I'm sitting next to this guy at the bar. I wrote him a little song in my head it goes "there is no fucking chance you're getting in my pants" gonna sing it to him after he buys me another drink.
My uncles bleeding, my brother has a black eye and my moms topless in the pool... How was your family cookout?
Nothing on google about my condom issue. However, if you get a chance google: condom with teeth.
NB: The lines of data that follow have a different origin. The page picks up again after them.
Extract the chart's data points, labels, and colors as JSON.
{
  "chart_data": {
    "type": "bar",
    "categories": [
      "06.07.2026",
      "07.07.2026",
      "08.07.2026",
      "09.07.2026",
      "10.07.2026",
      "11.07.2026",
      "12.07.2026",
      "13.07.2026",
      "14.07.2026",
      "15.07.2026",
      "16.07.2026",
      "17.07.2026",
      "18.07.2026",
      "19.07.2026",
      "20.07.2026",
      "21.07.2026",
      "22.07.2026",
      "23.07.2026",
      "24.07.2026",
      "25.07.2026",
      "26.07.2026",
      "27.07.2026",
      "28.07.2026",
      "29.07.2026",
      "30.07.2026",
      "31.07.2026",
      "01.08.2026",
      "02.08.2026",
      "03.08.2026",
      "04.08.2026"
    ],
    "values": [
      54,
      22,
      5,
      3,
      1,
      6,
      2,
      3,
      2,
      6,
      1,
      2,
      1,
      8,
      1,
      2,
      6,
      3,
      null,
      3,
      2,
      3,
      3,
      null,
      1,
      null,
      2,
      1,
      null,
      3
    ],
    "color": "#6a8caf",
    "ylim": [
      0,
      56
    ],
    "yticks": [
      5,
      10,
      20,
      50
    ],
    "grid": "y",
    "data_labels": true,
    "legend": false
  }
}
I found out what happened to my eye. I punched myself in the face.
After walking in on us in the living room, he still insisted that he slept in my bed with me afterwards.
I've just stalked all the hot guys who have clicked "attending". I now know which guys are "yes", "maybe" and "no". I only hope my drunk self remembers.
All I know is....there's beer in my camera. How do I know? Because I can pick up my camera,shake it and HEAR, the beer in it
margarita monday on the first day back? my gpa is telling me noo! but my heart is telling me goo! I am conflicted..
in the middle of getting head my cat meowed. she looked up , meowed back, and then continued giving me head.
we didnt plan anything. just randomly met up in the park, both reached into our pockets and each lit up a joint without exchanging words. we're telepathic potheads.
He rubbed aloe on my sunburn while I blew him... could he be anymore perfect?
I just know what's gonna happen. I mean. I shaved my legs up to shorts length. But I'm leaving the rest as a sort of makeshift caution tape.
I just noticed, at some point last night I got on iTunes and purchased over 100 classical piano songs.
why is there glitter IN my vagina????
I have no regard for my liver, you should know this.